State-owned Indian Oil Company Ltd (IOC) on Monday reported an enormous 98.6 per cent drop in web revenue within the September quarter, as refinery margins fell and advertising and marketing margins shrunk.

The corporate posted a standalone web revenue of Rs 180.01 crore within the July-September interval — the second quarter of the present 2024-25 fiscal yr — in contrast with a revenue of Rs 12,967.32 crore a yr again, in response to a inventory trade submitting by the corporate.

The revenue additionally declined sequentially, when in comparison with an incomes of Rs 2,643.18 crore within the April-June interval.

Whereas refinery margins fell, the corporate additionally booked under-recoveries on promoting home cooking fuel LPG at government-controlled price, which was decrease than the price.

For the six months ended September 30, IOC had an under-recovery on LPG of Rs 8,870.11 crore, the submitting confirmed.

It earned USD 4.08 on turning crude oil into fuels like petrol and diesel as in comparison with gross refining margin of USD 13.12 per barrel final yr.

Pre-tax earnings from downstream gas retailing companies slumped to only Rs 10.03 crore from Rs 17,7555.95 crore in July-September 2023.

Income from operations dropped to Rs 1.95 lakh crore within the July-September from Rs 2.02 lakh crore a yr again as worldwide oil costs softened.

Later in an announcement, IOC mentioned it bought 21.931 million tonnes of petroleum merchandise through the second quarter as in comparison with 21.941 million tonnes a yr again and 24.063 million tonnes within the April-June interval.

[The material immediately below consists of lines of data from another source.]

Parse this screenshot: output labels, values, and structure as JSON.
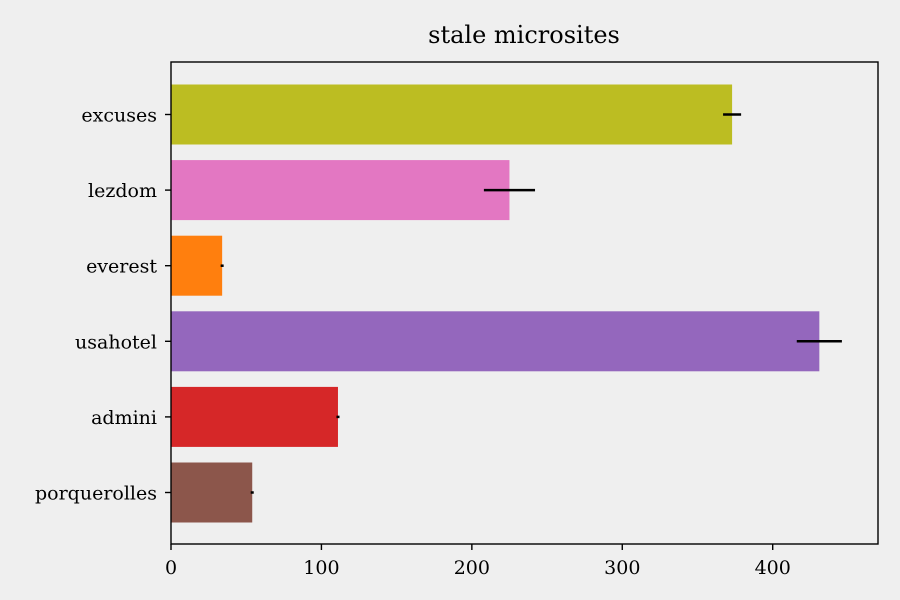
{
  "chart_data": {
    "type": "bar",
    "orientation": "horizontal",
    "title": "stale microsites",
    "xlabel": "",
    "ylabel": "",
    "xlim": [
      0,
      470
    ],
    "xticks": [
      0,
      100,
      200,
      300,
      400
    ],
    "categories": [
      "excuses",
      "lezdom",
      "everest",
      "usahotel",
      "admini",
      "porquerolles"
    ],
    "values": [
      373,
      225,
      34,
      431,
      111,
      54
    ],
    "errors": [
      6,
      17,
      1,
      15,
      1,
      1
    ],
    "colors": [
      "#bcbd22",
      "#e377c2",
      "#ff7f0e",
      "#9467bd",
      "#d62728",
      "#8c564b"
    ],
    "grid": false,
    "legend": "none"
  }
}
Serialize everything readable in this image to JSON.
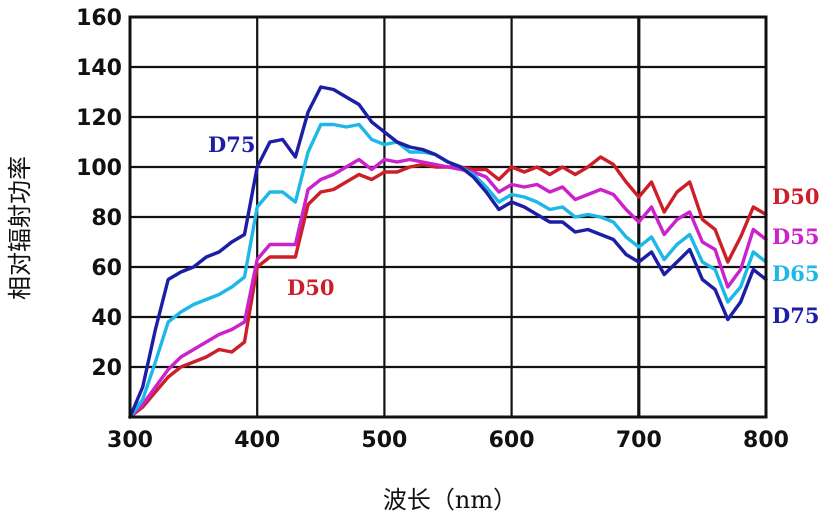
{
  "chart_data": {
    "type": "line",
    "title": "",
    "xlabel": "波长（nm）",
    "ylabel": "相对辐射功率",
    "xlim": [
      300,
      800
    ],
    "ylim": [
      0,
      160
    ],
    "xticks": [
      300,
      400,
      500,
      600,
      700,
      800
    ],
    "yticks": [
      20,
      40,
      60,
      80,
      100,
      120,
      140,
      160
    ],
    "grid": true,
    "x": [
      300,
      310,
      320,
      330,
      340,
      350,
      360,
      370,
      380,
      390,
      400,
      410,
      420,
      430,
      440,
      450,
      460,
      470,
      480,
      490,
      500,
      510,
      520,
      530,
      540,
      550,
      560,
      570,
      580,
      590,
      600,
      610,
      620,
      630,
      640,
      650,
      660,
      670,
      680,
      690,
      700,
      710,
      720,
      730,
      740,
      750,
      760,
      770,
      780,
      790,
      800
    ],
    "series": [
      {
        "name": "D50",
        "color": "#cc1f2a",
        "values": [
          0,
          4,
          10,
          16,
          20,
          22,
          24,
          27,
          26,
          30,
          60,
          64,
          64,
          64,
          85,
          90,
          91,
          94,
          97,
          95,
          98,
          98,
          100,
          101,
          100,
          100,
          100,
          99,
          99,
          95,
          100,
          98,
          100,
          97,
          100,
          97,
          100,
          104,
          101,
          94,
          88,
          94,
          82,
          90,
          94,
          79,
          75,
          62,
          72,
          84,
          81
        ]
      },
      {
        "name": "D55",
        "color": "#cc22cc",
        "values": [
          0,
          5,
          12,
          19,
          24,
          27,
          30,
          33,
          35,
          38,
          63,
          69,
          69,
          69,
          91,
          95,
          97,
          100,
          103,
          99,
          103,
          102,
          103,
          102,
          101,
          100,
          99,
          98,
          96,
          90,
          93,
          92,
          93,
          90,
          92,
          87,
          89,
          91,
          89,
          83,
          78,
          84,
          73,
          79,
          82,
          70,
          67,
          52,
          59,
          75,
          71
        ]
      },
      {
        "name": "D65",
        "color": "#1eb8e8",
        "values": [
          0,
          7,
          22,
          38,
          42,
          45,
          47,
          49,
          52,
          56,
          84,
          90,
          90,
          86,
          106,
          117,
          117,
          116,
          117,
          111,
          109,
          110,
          106,
          106,
          105,
          102,
          100,
          97,
          92,
          86,
          89,
          88,
          86,
          83,
          84,
          80,
          81,
          80,
          78,
          72,
          68,
          72,
          63,
          69,
          73,
          62,
          59,
          46,
          52,
          66,
          62
        ]
      },
      {
        "name": "D75",
        "color": "#1c1ea6",
        "values": [
          0,
          12,
          35,
          55,
          58,
          60,
          64,
          66,
          70,
          73,
          100,
          110,
          111,
          104,
          122,
          132,
          131,
          128,
          125,
          118,
          114,
          110,
          108,
          107,
          105,
          102,
          100,
          96,
          90,
          83,
          86,
          84,
          81,
          78,
          78,
          74,
          75,
          73,
          71,
          65,
          62,
          66,
          57,
          62,
          67,
          55,
          51,
          39,
          46,
          59,
          55
        ]
      }
    ],
    "inline_labels": [
      {
        "series": "D75",
        "text": "D75"
      },
      {
        "series": "D50",
        "text": "D50"
      }
    ],
    "end_labels": [
      {
        "series": "D50",
        "text": "D50"
      },
      {
        "series": "D55",
        "text": "D55"
      },
      {
        "series": "D65",
        "text": "D65"
      },
      {
        "series": "D75",
        "text": "D75"
      }
    ]
  }
}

Its refineries processed 16.738 million tonnes of crude oil, down from 17.772 million tonnes in July-September 2023 and 18.168 million tonnes in April-June 2024, it mentioned.

The corporate and different state-owned gas retailers — Hindustan Petroleum Company (HPCL) and Bharat Petroleum Company Ltd (BPCL) — had final yr made extraordinary features from holding petrol and diesel costs regardless of a drop in price.

The value freeze was justified within the identify of recovering losses HPCL and the opposite two retailers had suffered within the earlier yr when they didn’t increase retail costs regardless of a surge in price.

The features arising from the worth freeze had been eroded with petrol and diesel costs being reduce by Rs 2 per litre every simply earlier than basic elections had been introduced. This along with a drop in product cracks or margins on comparatively secure crude oil costs led to a fall in income.

Cracks — the distinction between uncooked materials crude oil and ultimate product value — have shrunk from the highs of 2022-23.